"Nonsense! We've all taken bigger risks before."

"Do you know," she began, hesitatingly, "I've been thinking that perhaps you'd better not take up this enterprise, after all."

"Why not?" he asked, with an incredulous stare. "I thought you were enthusiastic on the subject."

"I am—I—believe in the proposition thoroughly," Cherry limped on, "but—well, I was entirely selfish in getting you started, for it possibly means my own salvation, but—"

"It's my last chance also," Boyd broke in. "That's only another reason for you to continue, however. Why have you suddenly weakened?"

"Because I see you don't realize what you are going into," she said, desperately. "Because you don't appreciate the character of the men you will clash with. There is actual physical peril attached to this undertaking, and Marsh won't hesitate to—to do anything under the sun to balk you. It isn't worth while risking your life for a few dollars."

"Oh, isn't it!" Emerson laughed a trifle harshly. "My dear girl, you don't know what I am willing to risk for those 'few dollars'; you don't know what success means to me.

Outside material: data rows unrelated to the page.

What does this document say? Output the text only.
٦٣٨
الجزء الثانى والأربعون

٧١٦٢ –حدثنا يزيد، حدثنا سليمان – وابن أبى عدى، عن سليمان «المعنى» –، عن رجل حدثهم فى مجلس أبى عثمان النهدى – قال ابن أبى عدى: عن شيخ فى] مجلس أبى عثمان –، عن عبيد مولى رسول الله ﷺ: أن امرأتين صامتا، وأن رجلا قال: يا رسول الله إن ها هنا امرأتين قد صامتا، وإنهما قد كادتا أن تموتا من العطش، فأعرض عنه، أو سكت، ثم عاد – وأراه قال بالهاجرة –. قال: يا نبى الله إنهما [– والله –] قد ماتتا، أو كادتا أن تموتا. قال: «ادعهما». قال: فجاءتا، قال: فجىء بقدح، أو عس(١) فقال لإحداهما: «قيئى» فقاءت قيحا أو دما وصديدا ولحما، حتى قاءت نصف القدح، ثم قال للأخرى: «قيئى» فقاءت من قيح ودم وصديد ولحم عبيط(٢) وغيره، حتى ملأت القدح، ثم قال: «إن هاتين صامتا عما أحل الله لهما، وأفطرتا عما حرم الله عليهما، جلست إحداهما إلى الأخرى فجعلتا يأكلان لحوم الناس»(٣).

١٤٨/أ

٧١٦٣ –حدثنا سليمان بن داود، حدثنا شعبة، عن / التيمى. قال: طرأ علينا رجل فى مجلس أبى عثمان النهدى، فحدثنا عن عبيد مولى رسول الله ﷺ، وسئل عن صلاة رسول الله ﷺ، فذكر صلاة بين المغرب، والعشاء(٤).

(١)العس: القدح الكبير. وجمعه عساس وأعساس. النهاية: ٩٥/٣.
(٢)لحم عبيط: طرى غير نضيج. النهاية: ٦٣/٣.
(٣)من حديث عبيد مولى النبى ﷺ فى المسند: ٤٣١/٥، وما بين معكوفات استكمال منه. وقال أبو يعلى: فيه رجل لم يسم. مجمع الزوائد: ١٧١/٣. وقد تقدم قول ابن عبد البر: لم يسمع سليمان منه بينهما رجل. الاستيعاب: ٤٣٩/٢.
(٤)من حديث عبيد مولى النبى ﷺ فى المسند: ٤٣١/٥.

Why, if I don't make this thing win, I'll be perfectly willing to let Marsh wreak his vengeance upon me—I might even help him."

"Oh no!"

"You may rest assured of one thing: if he is unscrupulous, so shall I be. If he undertakes to check me, I'll—well, I'll fight fire with fire."

His face was not pleasant to look at now, and the girl felt an access of that vague alarm which had been troubling her of late. She saw again that old light of sullen desperation in the man's eye, and marked with it a new, dogged, dangerous gleam as of one possessed, which proclaimed his extreme necessity.